This past September pro rifle shooter, Marcus Blanchard, released his Practical Shooter’s Guide. The book illustrates Marcus’s various approaches to obstacles encountered in rifle shooting and practice tips to improve accuracy. The book is written where both competitive shooters and hunters can gain valuable insight into long rang shooting.
Before getting into all the fancy and unconventional stuff, the first few chapters go over basic fundamentals all shooters should get down if they want to master the advanced methods. These fundamentals include Trigger Control, Sight Alignment, Breathing, and Body Position. Marcus does a great job of explaining shooting terms that the average person may not be too familiar with such as ‘Parallax’ and ‘Sight Picture’. Also Marcus does a great job of explaining some tips on how to adjust your sights and control your breathing without actually having a rifle in your hands. For shooters who like to hunt, Marcus briefly goes over his advice on wind dialing and firing through brush.
“Most wasted time is spent on trying to get into the right position for a shot”
In professional rifle matches, you never know what obstacles they are going to throw at you. Because of this, Marcus explains which positions are most efficient for rooftops, reverse rooftops, slops, side slopes, and tank traps. This is the meat and potatoes of the book. Marcus gives a full explanation and reason for which body position to implement for specific obstacles. What is great is that Marcus not only gives one suggestion for each scenario, but multiple ones so the reader can experiment and decide for themselves which one works best for them.
Marcus goes over the importance of overlooked practices such as support-side shooting, bolt manipulation, and magazine changing. These practices are very much ignored because they are not as fun, and Marcus stresses that is the very reason why they need to be practiced. Like before he explains multiple techniques to experiment with so the reader can figure out which one fits their style.
Marcus then goes over the pros and cons of using bags, backpacks, tripods, bipods, and shooting sticks. Marcus makes a good point that some shooters tend to use equipment during competition just because it’s brand new, even though it’s not necessary. Knowing the situations when to use a bag or bipod could be the difference maker in a match.
Matches are won at Home
Marcus goes over his training regimen at the end of his guide. He is a huge proponent of dry-fire practice. The cost of dry-practice is zero, because no ammunition is consumed and there is no travel time required compared to going to a range. During your dry-practice, competitors can practice position prediction to apply all the tips that Marcus explained earlier in his guide. What is practiced in dry fire is later confirmed through live fire at the range. Marcus provides step-by-step drills that competitors can do at the range such as ’12 Second Position Building Drill’, speed drills, and drills to combat nervousness.

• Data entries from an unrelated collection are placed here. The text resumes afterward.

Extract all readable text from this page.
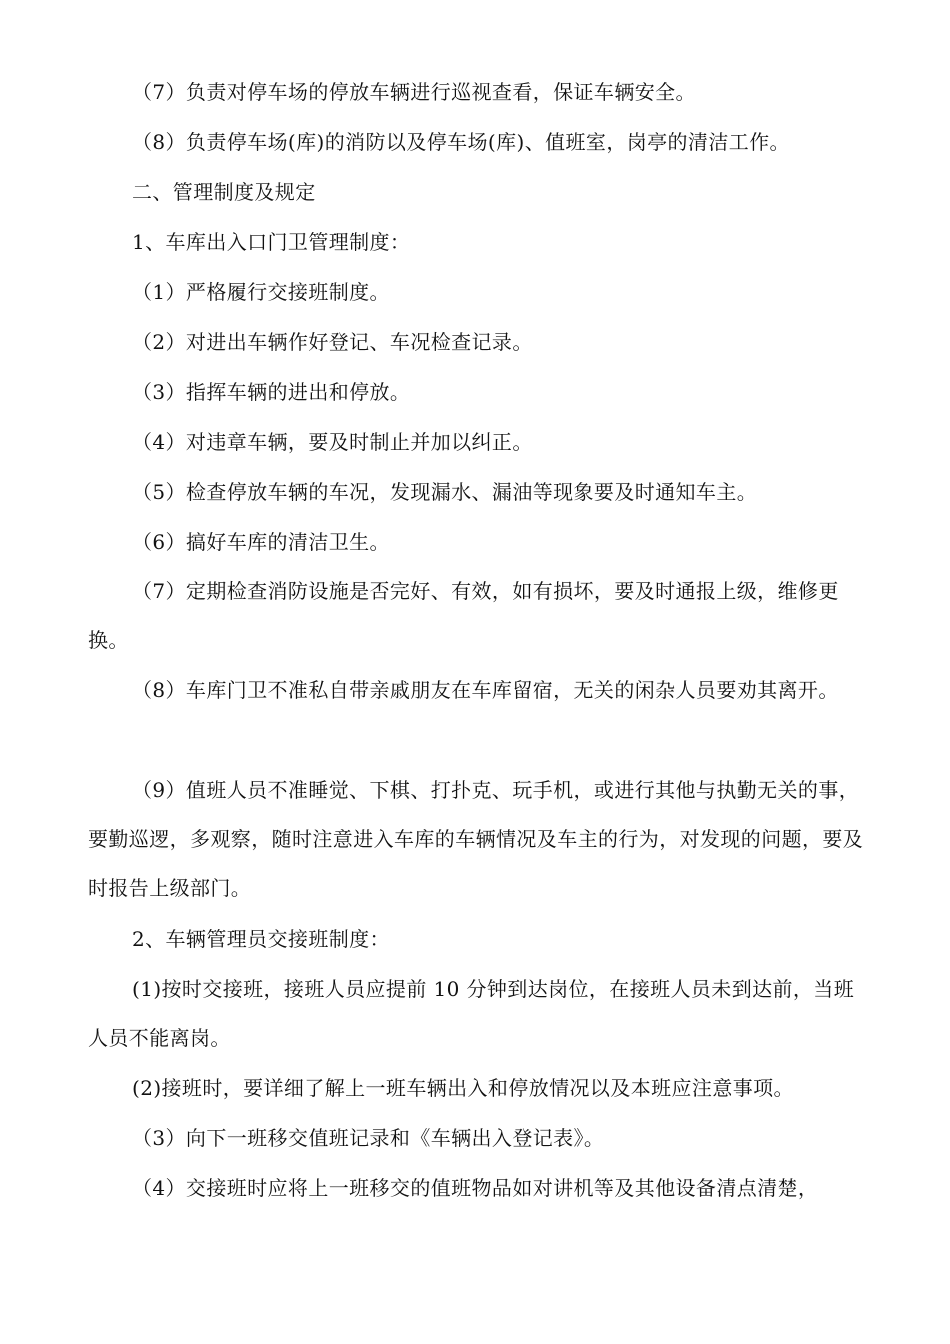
（7）负责对停车场的停放车辆进行巡视查看，保证车辆安全。

（8）负责停车场(库)的消防以及停车场(库)、值班室，岗亭的清洁工作。

二、管理制度及规定

1、车库出入口门卫管理制度：

（1）严格履行交接班制度。

（2）对进出车辆作好登记、车况检查记录。

（3）指挥车辆的进出和停放。

（4）对违章车辆，要及时制止并加以纠正。

（5）检查停放车辆的车况，发现漏水、漏油等现象要及时通知车主。

（6）搞好车库的清洁卫生。

（7）定期检查消防设施是否完好、有效，如有损坏，要及时通报上级，维修更换。

（8）车库门卫不准私自带亲戚朋友在车库留宿，无关的闲杂人员要劝其离开。

（9）值班人员不准睡觉、下棋、打扑克、玩手机，或进行其他与执勤无关的事，要勤巡逻，多观察，随时注意进入车库的车辆情况及车主的行为，对发现的问题，要及时报告上级部门。

2、车辆管理员交接班制度：

(1)按时交接班，接班人员应提前 10 分钟到达岗位，在接班人员未到达前，当班人员不能离岗。

(2)接班时，要详细了解上一班车辆出入和停放情况以及本班应注意事项。

（3）向下一班移交值班记录和《车辆出入登记表》。

（4）交接班时应将上一班移交的值班物品如对讲机等及其他设备清点清楚，
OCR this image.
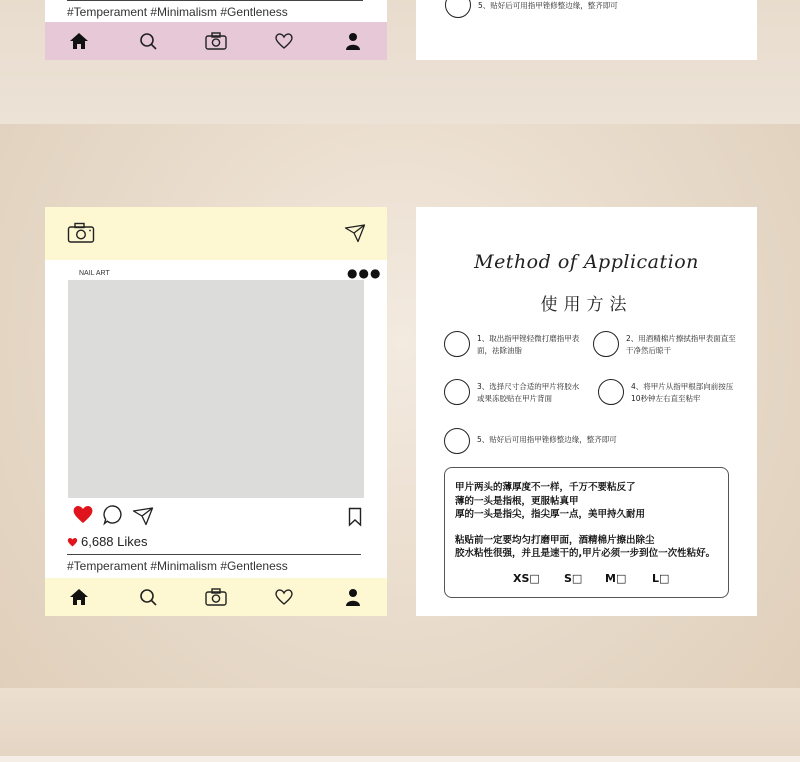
#Temperament #Minimalism #Gentleness	5、贴好后可用指甲锉修整边缘，整齐即可
NAIL ART	●●●
6,688 Likes
#Temperament #Minimalism #Gentleness
Method of Application
使用方法
1、取出指甲锉轻微打磨指甲表
面，祛除油脂
2、用酒精棉片擦拭指甲表面直至
干净然后晾干
3、选择尺寸合适的甲片将胶水
或果冻胶贴在甲片背面
4、将甲片从指甲根部向前按压
10秒钟左右直至粘牢
5、贴好后可用指甲锉修整边缘，整齐即可
甲片两头的薄厚度不一样，千万不要粘反了
薄的一头是指根，更服帖真甲
厚的一头是指尖，指尖厚一点，美甲持久耐用
粘贴前一定要均匀打磨甲面，酒精棉片擦出除尘
胶水粘性很强，并且是速干的,甲片必须一步到位一次性粘好。
XS□ S□ M□ L□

Marcus Blanchard’s Practical Shooter’s Guide is an easy-to-read book for competitive shooters and hunters. He goes over basic fundamentals that all shooters should learn before they move on to unconventional tactics. What is great about the book is that Marcus gives several suggestions for each obstacle that challenges the shooter to test each position and decide for themselves, which one works for them. Not everyone can afford each piece of equipment, so Marcus teaches shooters how to make the best of what they got. All tips are supplemented with pictures on what your stance should look like, which helps the reader better understand the concepts. I would recommend this book to any competitive rifle shooter interested in taking their game to the next level, or any new shooter who wants to learn the basics of rifle shooting.